Toetsing aan de Kelderluik-criteria door de rechtbank

Gevaarlijke situatie

De vraag is of de gemeente een situatie in het leven heeft geroepen die bij niet-inachtneming van de vereiste oplettendheid en voorzichtigheid gevaarlijk is. Het ondiepe deel in het water bij de Bogortuin is op zichzelf niet gevaarlijk. Het gaat over een klein deel ondiep water. Het gevaar doet zich voor als iemand in het ondiepe deel duikt of springt. De bodem van het ondiepe deel is niet altijd zichtbaar. Doordat de gemeente de Bogortuin als wildzwemplek beschouwt – een plek waar je mag zwemmen – en deze ook als zodanig (direct of indirect) promoot en ook faciliteert, heeft zij een situatie in het leven geroepen die bij niet-inachtneming van de vereiste oplettendheid en voorzichtigheid gevaarlijk is.
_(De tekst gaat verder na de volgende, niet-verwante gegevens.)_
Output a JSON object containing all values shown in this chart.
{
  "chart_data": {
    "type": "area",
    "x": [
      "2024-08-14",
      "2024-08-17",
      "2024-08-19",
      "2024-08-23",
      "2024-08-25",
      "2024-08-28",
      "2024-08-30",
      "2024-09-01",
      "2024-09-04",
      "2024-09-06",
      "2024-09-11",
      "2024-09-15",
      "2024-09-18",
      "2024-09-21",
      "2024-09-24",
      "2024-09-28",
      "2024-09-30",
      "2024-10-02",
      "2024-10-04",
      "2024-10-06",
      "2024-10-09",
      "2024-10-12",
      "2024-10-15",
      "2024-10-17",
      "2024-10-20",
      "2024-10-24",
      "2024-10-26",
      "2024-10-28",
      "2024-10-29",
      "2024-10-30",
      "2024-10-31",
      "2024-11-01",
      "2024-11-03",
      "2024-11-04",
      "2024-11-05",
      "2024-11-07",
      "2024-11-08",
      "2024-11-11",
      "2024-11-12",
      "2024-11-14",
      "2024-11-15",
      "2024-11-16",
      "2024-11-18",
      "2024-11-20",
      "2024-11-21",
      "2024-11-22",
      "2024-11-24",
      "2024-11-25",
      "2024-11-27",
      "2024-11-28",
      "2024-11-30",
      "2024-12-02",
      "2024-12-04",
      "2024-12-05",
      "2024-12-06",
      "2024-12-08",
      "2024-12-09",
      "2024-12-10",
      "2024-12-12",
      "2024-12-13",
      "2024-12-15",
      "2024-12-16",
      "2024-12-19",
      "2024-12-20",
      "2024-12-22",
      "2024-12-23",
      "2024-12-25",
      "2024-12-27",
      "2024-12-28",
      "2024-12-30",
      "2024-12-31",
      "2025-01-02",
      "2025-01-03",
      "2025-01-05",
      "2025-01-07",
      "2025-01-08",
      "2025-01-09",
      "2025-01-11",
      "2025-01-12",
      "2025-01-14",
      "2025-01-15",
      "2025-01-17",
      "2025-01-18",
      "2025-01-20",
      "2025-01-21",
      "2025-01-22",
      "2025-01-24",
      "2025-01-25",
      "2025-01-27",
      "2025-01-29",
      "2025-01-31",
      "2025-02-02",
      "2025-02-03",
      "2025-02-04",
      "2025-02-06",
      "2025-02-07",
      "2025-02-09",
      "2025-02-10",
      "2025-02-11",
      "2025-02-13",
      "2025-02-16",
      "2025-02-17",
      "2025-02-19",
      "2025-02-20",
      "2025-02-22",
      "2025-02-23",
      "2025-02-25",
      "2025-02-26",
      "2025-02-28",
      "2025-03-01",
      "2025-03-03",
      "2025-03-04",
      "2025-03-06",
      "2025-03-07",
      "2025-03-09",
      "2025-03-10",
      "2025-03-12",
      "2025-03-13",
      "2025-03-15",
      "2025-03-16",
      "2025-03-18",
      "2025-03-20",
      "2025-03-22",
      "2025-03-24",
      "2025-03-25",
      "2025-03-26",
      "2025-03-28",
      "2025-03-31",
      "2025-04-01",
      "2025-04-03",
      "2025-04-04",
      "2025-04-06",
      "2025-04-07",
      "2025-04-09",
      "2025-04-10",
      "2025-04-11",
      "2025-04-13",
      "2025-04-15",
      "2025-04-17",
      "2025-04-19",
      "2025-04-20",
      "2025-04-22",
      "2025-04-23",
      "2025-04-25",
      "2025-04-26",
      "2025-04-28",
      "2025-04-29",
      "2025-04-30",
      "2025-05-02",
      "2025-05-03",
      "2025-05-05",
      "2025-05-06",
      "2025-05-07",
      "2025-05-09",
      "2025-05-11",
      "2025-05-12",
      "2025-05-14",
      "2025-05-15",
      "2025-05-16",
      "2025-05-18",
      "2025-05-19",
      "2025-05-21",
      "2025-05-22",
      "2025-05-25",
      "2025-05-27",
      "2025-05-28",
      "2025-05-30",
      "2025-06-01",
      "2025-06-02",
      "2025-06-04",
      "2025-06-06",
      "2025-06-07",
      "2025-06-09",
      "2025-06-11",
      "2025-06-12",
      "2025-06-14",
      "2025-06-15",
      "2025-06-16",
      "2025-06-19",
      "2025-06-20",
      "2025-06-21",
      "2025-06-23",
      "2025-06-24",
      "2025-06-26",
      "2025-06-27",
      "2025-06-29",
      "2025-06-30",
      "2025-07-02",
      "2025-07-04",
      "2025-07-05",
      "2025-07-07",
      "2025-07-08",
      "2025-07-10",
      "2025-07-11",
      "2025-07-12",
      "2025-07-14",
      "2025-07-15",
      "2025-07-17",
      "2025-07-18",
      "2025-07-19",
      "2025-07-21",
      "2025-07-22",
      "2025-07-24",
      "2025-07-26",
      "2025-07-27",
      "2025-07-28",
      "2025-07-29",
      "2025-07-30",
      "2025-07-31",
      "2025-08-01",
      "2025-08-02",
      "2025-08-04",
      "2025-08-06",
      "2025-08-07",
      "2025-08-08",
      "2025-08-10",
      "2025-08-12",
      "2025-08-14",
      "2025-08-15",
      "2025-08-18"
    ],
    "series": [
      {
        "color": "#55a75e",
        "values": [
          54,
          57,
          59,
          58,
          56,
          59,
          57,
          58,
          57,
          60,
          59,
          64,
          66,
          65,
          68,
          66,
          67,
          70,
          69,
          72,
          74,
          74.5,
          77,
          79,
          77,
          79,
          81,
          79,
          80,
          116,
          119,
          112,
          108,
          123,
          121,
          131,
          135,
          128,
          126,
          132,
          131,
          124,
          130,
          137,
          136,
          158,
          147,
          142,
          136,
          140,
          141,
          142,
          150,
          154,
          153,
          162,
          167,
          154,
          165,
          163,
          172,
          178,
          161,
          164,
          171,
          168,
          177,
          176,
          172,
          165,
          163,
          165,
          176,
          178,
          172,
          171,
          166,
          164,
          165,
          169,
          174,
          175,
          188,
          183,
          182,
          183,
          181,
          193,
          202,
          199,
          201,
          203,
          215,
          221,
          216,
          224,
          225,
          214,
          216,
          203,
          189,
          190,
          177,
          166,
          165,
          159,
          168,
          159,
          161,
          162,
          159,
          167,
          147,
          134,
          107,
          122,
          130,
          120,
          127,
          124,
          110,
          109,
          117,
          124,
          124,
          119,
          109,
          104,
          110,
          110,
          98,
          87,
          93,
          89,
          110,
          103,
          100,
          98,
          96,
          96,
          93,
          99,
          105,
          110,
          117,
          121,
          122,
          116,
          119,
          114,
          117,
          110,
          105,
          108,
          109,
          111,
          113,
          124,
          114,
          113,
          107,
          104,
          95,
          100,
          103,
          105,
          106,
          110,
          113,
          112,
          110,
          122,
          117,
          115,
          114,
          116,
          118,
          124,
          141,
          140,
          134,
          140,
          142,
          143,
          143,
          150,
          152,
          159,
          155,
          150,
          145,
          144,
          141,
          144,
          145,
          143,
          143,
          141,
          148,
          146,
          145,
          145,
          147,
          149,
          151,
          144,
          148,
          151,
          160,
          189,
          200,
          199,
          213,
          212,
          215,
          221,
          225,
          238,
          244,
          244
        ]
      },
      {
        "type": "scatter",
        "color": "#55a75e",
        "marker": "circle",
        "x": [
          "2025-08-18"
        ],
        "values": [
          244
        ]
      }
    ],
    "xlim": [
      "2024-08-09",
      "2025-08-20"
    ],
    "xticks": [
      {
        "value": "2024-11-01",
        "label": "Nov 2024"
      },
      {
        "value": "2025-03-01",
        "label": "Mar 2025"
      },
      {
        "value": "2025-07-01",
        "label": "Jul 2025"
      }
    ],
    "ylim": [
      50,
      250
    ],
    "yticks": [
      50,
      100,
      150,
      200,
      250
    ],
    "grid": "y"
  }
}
Gedrag bezoekers, kans op ongevallen & ernst van de gevolgen

Uit de overgelegde stukken blijkt volgens de rechtbank dat de gemeente op de hoogte moest zijn van het (massaal) springen en duiken van bezoekers vanaf de kade van de Bogortuin in het water. Dit moet zijn opgevallen. De gemeente dient daarom met onoplettend en onvoorzichtig gedrag van de bezoekers rekening te houden. De kans dat uit dat gedrag ongevallen ontstaan wordt in dit voor publiek toegankelijk, zomerse dagen drukbezochte gebied, groot geacht. Het duiken of springen in ondiep water kan zeer ernstige gevolgen hebben.

Is het nemen van veiligheidsmaatregelen bezwaarlijk?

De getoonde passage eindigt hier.